Quake swarm near California-Mexico border: Why no cause for concern this time?

More than 250 small earthquakes rattled the city of Brawley, but seismologists say the chances of a destructive earthquake are slim.  

A map of earthquake faults in Southern California is displayed during a discussion of the state's earthquake early warning system. A swarm of earthquakes has struck the region since New Year's Day, but seismologists say the chance of triggering a larger earthquake has passed.

Rich Pedroncelli/AP

January 3, 2017

The California city of Brawley rang in the New Year with a swarm of more than 250 small earthquakes near the Mexico border.  

The strongest earthquake to shake the rural city, located 170 miles southeast of Los Angeles, was magnitude 3.9, according to the Los Angeles Times.
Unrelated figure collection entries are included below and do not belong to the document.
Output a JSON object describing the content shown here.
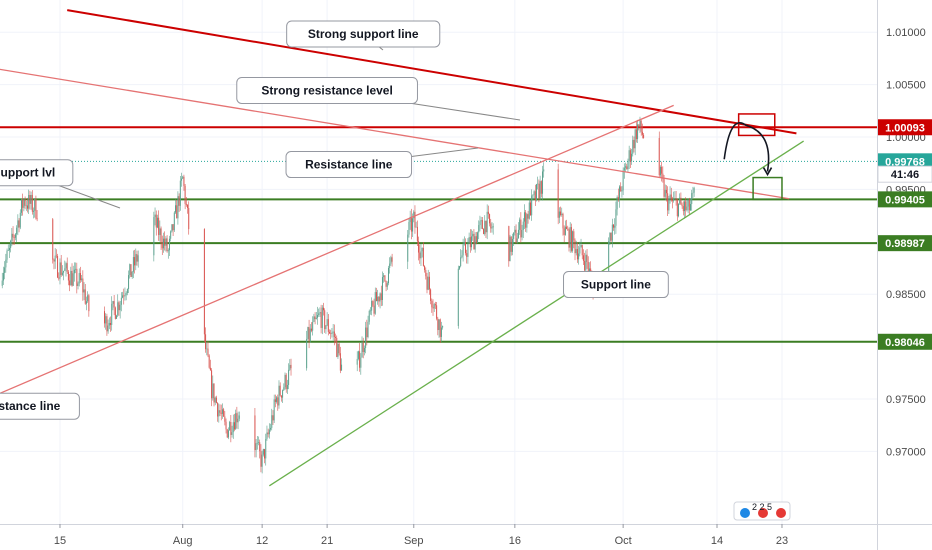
{
  "chart_data": {
    "type": "candlestick",
    "y_axis": {
      "ticks": [
        "1.01000",
        "1.00500",
        "1.00000",
        "0.99500",
        "0.98500",
        "0.97500",
        "0.97000"
      ],
      "tick_values": [
        1.01,
        1.005,
        1.0,
        0.995,
        0.985,
        0.975,
        0.97
      ],
      "range": [
        0.9665,
        1.0123
      ]
    },
    "x_axis": {
      "labels": [
        "15",
        "Aug",
        "12",
        "21",
        "Sep",
        "16",
        "Oct",
        "14",
        "23"
      ],
      "label_dates": [
        "Jul 15",
        "Aug 1",
        "Aug 12",
        "Aug 21",
        "Sep 2",
        "Sep 16",
        "Oct 1",
        "Oct 14",
        "Oct 23"
      ],
      "range": [
        "Jul 6",
        "Oct 30"
      ]
    },
    "price_tags": [
      {
        "label": "1.00093",
        "value": 1.00093,
        "color": "#cc0000"
      },
      {
        "label": "0.99768",
        "value": 0.99768,
        "color": "#26a69a"
      },
      {
        "label": "41:46",
        "value": 0.99645,
        "color": "#ffffff",
        "text_color": "#131722"
      },
      {
        "label": "0.99405",
        "value": 0.99405,
        "color": "#3b7d23"
      },
      {
        "label": "0.98987",
        "value": 0.98987,
        "color": "#3b7d23"
      },
      {
        "label": "0.98046",
        "value": 0.98046,
        "color": "#3b7d23"
      }
    ],
    "horizontal_levels": [
      {
        "value": 1.00093,
        "color": "#cc0000"
      },
      {
        "value": 0.99405,
        "color": "#3b7d23"
      },
      {
        "value": 0.98987,
        "color": "#3b7d23"
      },
      {
        "value": 0.98046,
        "color": "#3b7d23"
      },
      {
        "value": 0.99768,
        "color": "#26a69a",
        "dotted": true
      }
    ],
    "trend_lines": [
      {
        "name": "strong-support-line",
        "color": "#cc0000",
        "from": [
          "Jul 16",
          1.01211
        ],
        "to": [
          "Oct 25",
          1.00035
        ]
      },
      {
        "name": "resistance-line-upper",
        "color": "#e57373",
        "from": [
          "Jul 6",
          1.00653
        ],
        "to": [
          "Oct 24",
          0.99411
        ]
      },
      {
        "name": "resistance-line-lower",
        "color": "#e57373",
        "from": [
          "Jul 6",
          0.97534
        ],
        "to": [
          "Oct 8",
          1.00302
        ]
      },
      {
        "name": "support-line",
        "color": "#6ab04c",
        "from": [
          "Aug 13",
          0.96672
        ],
        "to": [
          "Oct 26",
          0.99961
        ]
      }
    ],
    "annotations": [
      {
        "text": "Strong support line",
        "date": "Aug 26",
        "price": 1.00983
      },
      {
        "text": "Strong resistance level",
        "date": "Aug 21",
        "price": 1.00444
      },
      {
        "text": "Resistance line",
        "date": "Aug 24",
        "price": 0.99737
      },
      {
        "text": "Support lvl",
        "date": "Jul 10",
        "price": 0.99659
      },
      {
        "text": "Support line",
        "date": "Sep 30",
        "price": 0.98592
      },
      {
        "text": "Resistance line",
        "date": "Jul 9",
        "price": 0.97431
      }
    ],
    "projection": {
      "target_box_high": {
        "from": "Oct 17",
        "to": "Oct 22",
        "low": 1.00015,
        "high": 1.0022,
        "color": "#cc0000"
      },
      "target_box_low": {
        "from": "Oct 19",
        "to": "Oct 23",
        "low": 0.99405,
        "high": 0.99613,
        "color": "#3b7d23"
      },
      "path": [
        [
          "Oct 15",
          0.99788
        ],
        [
          "Oct 18",
          1.00093
        ],
        [
          "Oct 21",
          0.99613
        ]
      ]
    },
    "candles": {
      "start": "Jul 6",
      "end": "Oct 13",
      "anchors": [
        [
          "Jul 6",
          0.9858
        ],
        [
          "Jul 8",
          0.989
        ],
        [
          "Jul 10",
          0.994
        ],
        [
          "Jul 12",
          0.993
        ],
        [
          "Jul 14",
          0.988
        ],
        [
          "Jul 18",
          0.986
        ],
        [
          "Jul 20",
          0.981
        ],
        [
          "Jul 23",
          0.984
        ],
        [
          "Jul 26",
          0.989
        ],
        [
          "Jul 28",
          0.992
        ],
        [
          "Jul 30",
          0.989
        ],
        [
          "Aug 1",
          0.996
        ],
        [
          "Aug 3",
          0.985
        ],
        [
          "Aug 5",
          0.976
        ],
        [
          "Aug 7",
          0.972
        ],
        [
          "Aug 9",
          0.974
        ],
        [
          "Aug 12",
          0.969
        ],
        [
          "Aug 14",
          0.975
        ],
        [
          "Aug 17",
          0.979
        ],
        [
          "Aug 20",
          0.983
        ],
        [
          "Aug 22",
          0.981
        ],
        [
          "Aug 24",
          0.975
        ],
        [
          "Aug 27",
          0.983
        ],
        [
          "Aug 30",
          0.988
        ],
        [
          "Sep 2",
          0.992
        ],
        [
          "Sep 4",
          0.986
        ],
        [
          "Sep 6",
          0.981
        ],
        [
          "Sep 8",
          0.988
        ],
        [
          "Sep 12",
          0.992
        ],
        [
          "Sep 15",
          0.989
        ],
        [
          "Sep 18",
          0.993
        ],
        [
          "Sep 20",
          0.996
        ],
        [
          "Sep 23",
          0.991
        ],
        [
          "Sep 26",
          0.988
        ],
        [
          "Sep 27",
          0.985
        ],
        [
          "Sep 29",
          0.99
        ],
        [
          "Oct 1",
          0.996
        ],
        [
          "Oct 3",
          1.001
        ],
        [
          "Oct 5",
          0.999
        ],
        [
          "Oct 7",
          0.994
        ],
        [
          "Oct 10",
          0.993
        ],
        [
          "Oct 13",
          0.9977
        ]
      ]
    }
  },
  "watermark": {
    "label": "2 2 5"
  }
}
Most of the tremors were too weak to be felt, although the combination of quakes and New Year’s Eve fireworks spooked some local dogs who went missing, according to media reports.
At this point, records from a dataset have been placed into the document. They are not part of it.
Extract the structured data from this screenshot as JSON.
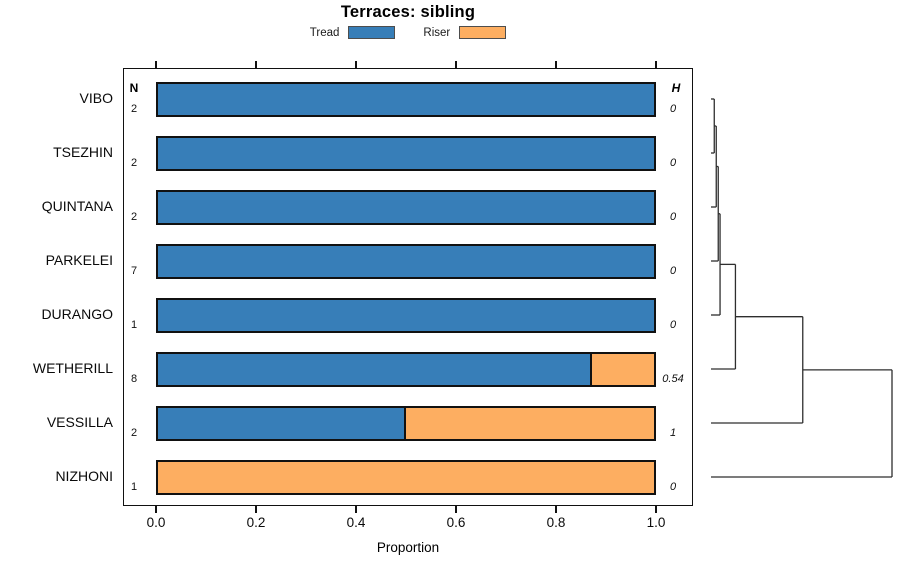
{
  "title": "Terraces: sibling",
  "legend": {
    "items": [
      {
        "label": "Tread",
        "color": "#377EB8"
      },
      {
        "label": "Riser",
        "color": "#FDAE61"
      }
    ]
  },
  "columns": {
    "n_header": "N",
    "h_header": "H"
  },
  "x_axis": {
    "label": "Proportion",
    "tick_labels": [
      "0.0",
      "0.2",
      "0.4",
      "0.6",
      "0.8",
      "1.0"
    ]
  },
  "rows": [
    {
      "label": "VIBO",
      "n": "2",
      "tread": 1.0,
      "riser": 0.0,
      "h": "0"
    },
    {
      "label": "TSEZHIN",
      "n": "2",
      "tread": 1.0,
      "riser": 0.0,
      "h": "0"
    },
    {
      "label": "QUINTANA",
      "n": "2",
      "tread": 1.0,
      "riser": 0.0,
      "h": "0"
    },
    {
      "label": "PARKELEI",
      "n": "7",
      "tread": 1.0,
      "riser": 0.0,
      "h": "0"
    },
    {
      "label": "DURANGO",
      "n": "1",
      "tread": 1.0,
      "riser": 0.0,
      "h": "0"
    },
    {
      "label": "WETHERILL",
      "n": "8",
      "tread": 0.875,
      "riser": 0.125,
      "h": "0.54"
    },
    {
      "label": "VESSILLA",
      "n": "2",
      "tread": 0.5,
      "riser": 0.5,
      "h": "1"
    },
    {
      "label": "NIZHONI",
      "n": "1",
      "tread": 0.0,
      "riser": 1.0,
      "h": "0"
    }
  ],
  "chart_data": {
    "type": "bar",
    "orientation": "horizontal",
    "stacked": true,
    "title": "Terraces: sibling",
    "categories": [
      "VIBO",
      "TSEZHIN",
      "QUINTANA",
      "PARKELEI",
      "DURANGO",
      "WETHERILL",
      "VESSILLA",
      "NIZHONI"
    ],
    "series": [
      {
        "name": "Tread",
        "color": "#377EB8",
        "values": [
          1,
          1,
          1,
          1,
          1,
          0.875,
          0.5,
          0
        ]
      },
      {
        "name": "Riser",
        "color": "#FDAE61",
        "values": [
          0,
          0,
          0,
          0,
          0,
          0.125,
          0.5,
          1
        ]
      }
    ],
    "n_counts": [
      2,
      2,
      2,
      7,
      1,
      8,
      2,
      1
    ],
    "h_values": [
      0,
      0,
      0,
      0,
      0,
      0.54,
      1,
      0
    ],
    "xlabel": "Proportion",
    "xlim": [
      0,
      1
    ],
    "xticks": [
      0.0,
      0.2,
      0.4,
      0.6,
      0.8,
      1.0
    ],
    "grid": false,
    "legend_position": "top-center",
    "dendrogram": {
      "side": "right",
      "topology": "caterpillar: ((((((((VIBO,TSEZHIN),QUINTANA),PARKELEI),DURANGO),WETHERILL),VESSILLA),NIZHONI)",
      "merge_heights_normalized": [
        0.018,
        0.029,
        0.04,
        0.05,
        0.135,
        0.507,
        1.0
      ],
      "line_color": "#2e2e2e"
    }
  }
}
The Brawley Seismic Zone, in the desert region of Imperial County, is close enough to the major San Andreas and Imperial faults that it could theoretically trigger a domino effect of quakes through the more populous Riverside, San Bernardino, and Los Angeles counties, some experts say.

But not this time, say seismologists.

"This area may have produced the most earthquakes in the entire state of California, but they are small," Lucy Jones, a Caltech seismologist who has been called "the Beyoncé of earthquakes," told CNN. "If they happened a mile away we would be concerned, but these quakes are about 30 miles from the San Andreas Fault."

Since Saturday, at least 24 earthquakes in the southern end of the Brawley Seismic Zone registered magnitudes between 2.5 to 3.9, according to the US Geological Survey. The Brawley Seismic Zone extends for about 30 miles, from the city of 26,000 across the southern half of the Salton Sea.

Earthquake swarms along the Brawley Seismic Zone are fairly common, but seismologists are still decoding the physics behind them.

"Compared to the rest of California, it's thinner crust, and hotter, and [has] more fluids," Dr. Jones told The Christian Science Monitor after another swarm in 2012. She described the Imperial Valley as "one big bowl of sediment."

13 survival stories from around the world

"Those would likely be reasons that contribute to this," she said. "But we don't yet have the details of the physics."

The Brawley area, 100 miles east of San Diego, is "like the very end of a ridge that's trying to spread open. It's actually probably giving up on spreading open," Jones said.

In 2012, the swarm of about 300 earthquakes included some with magnitudes 5.5 and 5.3. In a 2005 swarm, the strongest tremor was magnitude 5.1, according to a Caltech report.

Seismic activity in the area hasn't always limited itself to rattling windows. In 1979, a magnitude 6.5 earthquake shook nearby El Centro, injuring 91 and damaging buildings beyond repair, according to the Los Angeles Times. In 1940, a magnitude 7.1 earthquake shook the same area, leading to nine deaths, with tremors felt as far as Los Angeles.

Eight years ago, researchers simulated what would happen if an even stronger earthquake – registering 7.8 magnitude – plowed from the Salton Sea up the San Andreas Fault. They estimated that it could kill as many as 1,800 people and cause $200 billion in damage, reported the Los Angeles Times' Rong-Gong Lin II in September, just after another swarm shook Brawley.

But swarms happen all the time. A series of 600 small earthquakes jiggled the Mammoth Lakes area in the Sierra Nevada mountains in 2014, while other swarms have occurred in Idaho and Alabama.